Purvis Young

Purvis Young (February 4, 1943 – April 20, 2010) was an American artist. One of South Florida’s most celebrated artists, his life story was captured in the 2006 feature length documentary film, Purvis of Overtown.

Young was born in Liberty City, Miami, Florida and lived in Overtown, Miami, Florida. A self-taught artist, Young communicated a social message with his work, depicting poverty, crime and other social issues of his hometown community of Overtown. He painted on discarded objects as his canvases, including doors, cardboard, and pieces of wood. Young often stated that he turned his life around through art, after serving a prison term for breaking and entering in the mid- 1960s. He died at the age of 67 at Jackson Memorial Hospital in Miami from cardiac arrest. Young lived in a nursing home and used a wheelchair in his final years, the result of an extended struggle with diabetes.

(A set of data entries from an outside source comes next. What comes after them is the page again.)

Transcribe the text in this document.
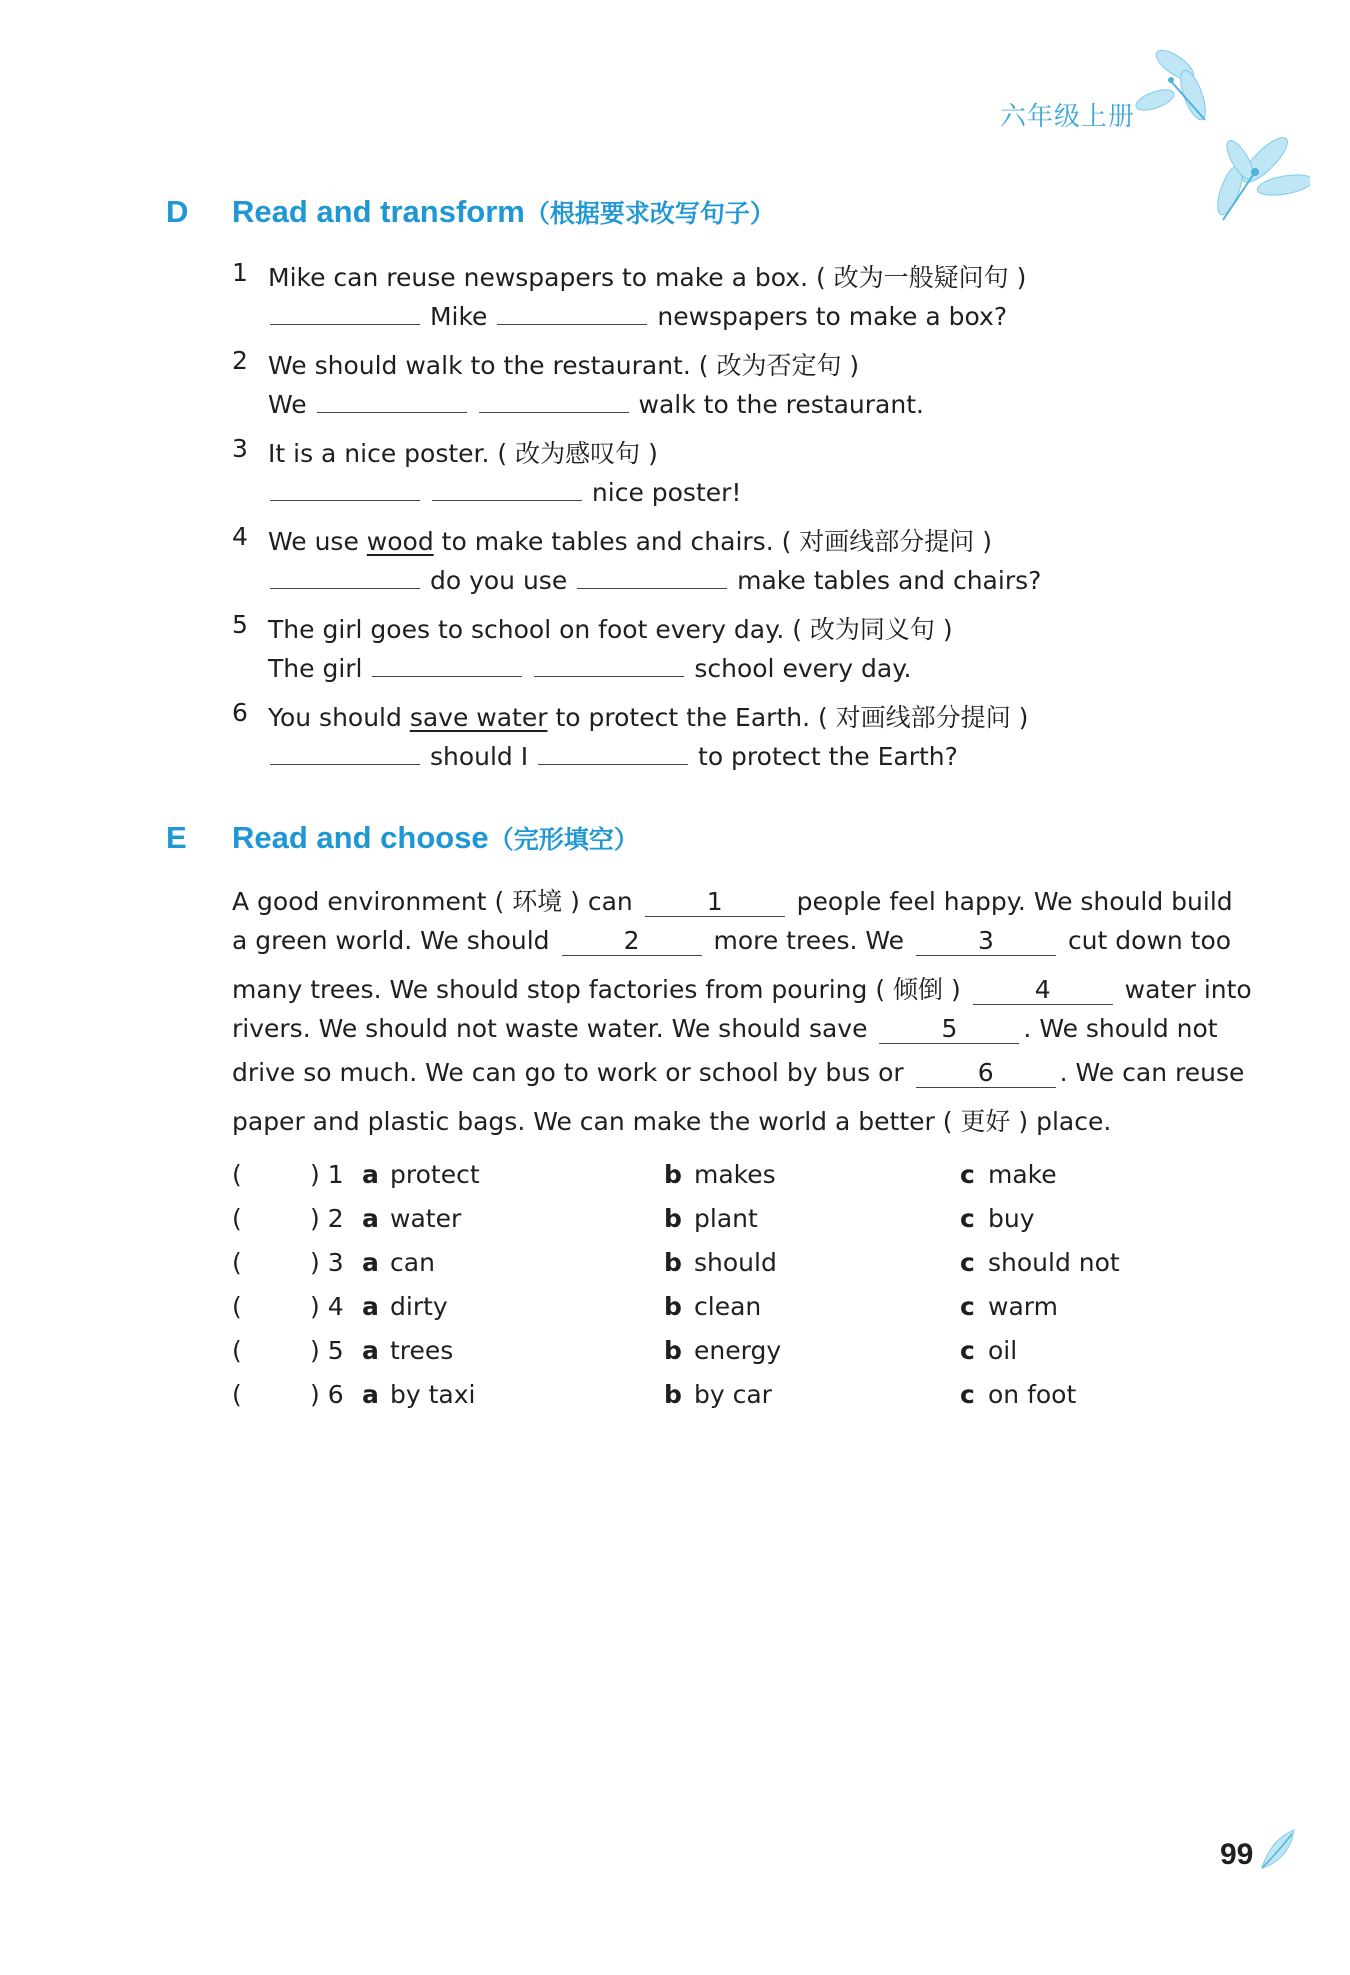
六年级上册
D Read and transform（根据要求改写句子）
1 Mike can reuse newspapers to make a box. ( 改为一般疑问句 )
Mike	newspapers to make a box?
2 We should walk to the restaurant. ( 改为否定句 )
We	walk to the restaurant.
3 It is a nice poster. ( 改为感叹句 )
nice poster!
4 We use wood to make tables and chairs. ( 对画线部分提问 )
do you use	make tables and chairs?
5 The girl goes to school on foot every day. ( 改为同义句 )
The girl	school every day.
6 You should save water to protect the Earth. ( 对画线部分提问 )
should I	to protect the Earth?
E Read and choose（完形填空）
A good environment ( 环境 ) can	1	people feel happy. We should build
a green world. We should	2	more trees. We	3	cut down too
many trees. We should stop factories from pouring ( 倾倒 )	4	water into
rivers. We should not waste water. We should save	5	. We should not
drive so much. We can go to work or school by bus or	6	. We can reuse
paper and plastic bags. We can make the world a better ( 更好 ) place.
(	) 1 a protect	b makes	c make
(	) 2 a water	b plant	c buy
(	) 3 a can	b should	c should not
(	) 4 a dirty	b clean	c warm
(	) 5 a trees	b energy	c oil
(	) 6 a by taxi	b by car	c on foot
99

Young’s works are in many museum collections, including those of the Corcoran Gallery of Art, the Philadelphia Museum of Art, the Bass Museum of Art in Miami Beach, FL and the Virginia Museum of Fine Arts in Richmond. In addition, Young’s art have been regularly been shown at galleries, primarily in Miami and southern Florida, such as in a 1972 installation at the Miami Museum of Modern Art, but also nationwide, from exhibitions at the Springfield (Ohio) Museum of Art (1999) to the art museum of the University of Memphis (2004), as well as in commercial galleries from New York City to Cologne, Germany.